A phase 2 study of sotorasib in advanced KRAS p.G12C mutated non-small cell lung cancer has delivered promising results including a disease control rate of 80.6%.
Dr Bob Li, from the Memorial Sloan Kettering Cancer Centre in the US, presented the results of CodeBreak 100 at the recent IASLC 2020 World Lung Cancer Conference.
The findings build on phase 1 results reported in the limbic last year and support the FDA’s December 2020 approval of “breakthrough therapy designation” to sotorasib for the treatment of patients with locally advanced or metastatic NSCLC with the KRAS G12C mutation.
The study enrolled 126 NSCLC patients with a confirmed KRAS p.G12C mutation who had received up to three prior lines of treatment and experienced disease progression. Enrolled patients were treated with the once daily oral therapy and were followed for a median period of 12.2 months.
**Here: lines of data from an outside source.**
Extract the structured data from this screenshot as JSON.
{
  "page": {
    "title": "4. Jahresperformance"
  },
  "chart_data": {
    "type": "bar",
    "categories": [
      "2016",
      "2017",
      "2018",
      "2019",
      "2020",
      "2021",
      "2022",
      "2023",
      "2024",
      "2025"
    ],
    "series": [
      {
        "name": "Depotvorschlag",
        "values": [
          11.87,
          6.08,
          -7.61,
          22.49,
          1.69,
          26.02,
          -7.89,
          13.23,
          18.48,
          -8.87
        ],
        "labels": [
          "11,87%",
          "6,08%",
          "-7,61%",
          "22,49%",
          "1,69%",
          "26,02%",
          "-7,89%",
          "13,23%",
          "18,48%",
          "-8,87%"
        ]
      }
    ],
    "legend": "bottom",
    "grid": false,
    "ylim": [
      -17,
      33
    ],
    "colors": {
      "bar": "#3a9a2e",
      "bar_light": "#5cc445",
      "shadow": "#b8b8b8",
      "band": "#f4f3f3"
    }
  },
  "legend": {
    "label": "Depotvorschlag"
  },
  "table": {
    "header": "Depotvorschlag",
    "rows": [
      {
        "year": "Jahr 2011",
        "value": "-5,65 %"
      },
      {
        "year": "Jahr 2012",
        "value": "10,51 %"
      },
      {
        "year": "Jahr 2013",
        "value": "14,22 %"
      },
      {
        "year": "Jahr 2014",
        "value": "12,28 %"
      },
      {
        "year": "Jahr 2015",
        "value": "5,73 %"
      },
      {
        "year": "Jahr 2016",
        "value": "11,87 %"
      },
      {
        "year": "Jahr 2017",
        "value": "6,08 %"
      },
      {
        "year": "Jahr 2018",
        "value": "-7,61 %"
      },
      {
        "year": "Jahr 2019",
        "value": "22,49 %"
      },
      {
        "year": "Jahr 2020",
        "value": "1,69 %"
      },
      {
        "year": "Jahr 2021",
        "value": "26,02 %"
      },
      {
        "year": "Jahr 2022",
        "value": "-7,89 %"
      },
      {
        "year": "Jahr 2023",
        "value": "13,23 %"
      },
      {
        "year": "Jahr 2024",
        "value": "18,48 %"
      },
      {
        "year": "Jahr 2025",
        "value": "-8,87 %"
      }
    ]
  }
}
The study found an objective response rate of 37.1% with a median time to objective response of 1.4 months and median duration of response of 10 months. The median PFS was 6.8 months with 43% of responders remaining on treatment without progression.
Dr Li said sotorasib was well tolerated with treatment-related adverse events leading to discontinuation in only 7.1% of patients.
The most commonly reported grade 3 AEs were increases in aminotransferase levels and diarrhoea. There were no treatment-related deaths.
Dr Li, who is also MSK’s Physician Ambassador to China and the Asia-Pacific, said the tumour response to sotorasib was observed across a range of biomarker subgroups including patients with negative or low PD-L1 expression and those with mutant STKL11.
“This is a historic milestone in [lung] cancer therapy. After four decades of scientific efforts in targeting KRAS, sotorasib has potential to be the first targeted treatment option for this patient population with a high unmet need,” he told the meeting.
CodeBreak 200, a phase 3 trial comparing sotorasib with docetaxel is currently recruiting internationally including at Australian sites.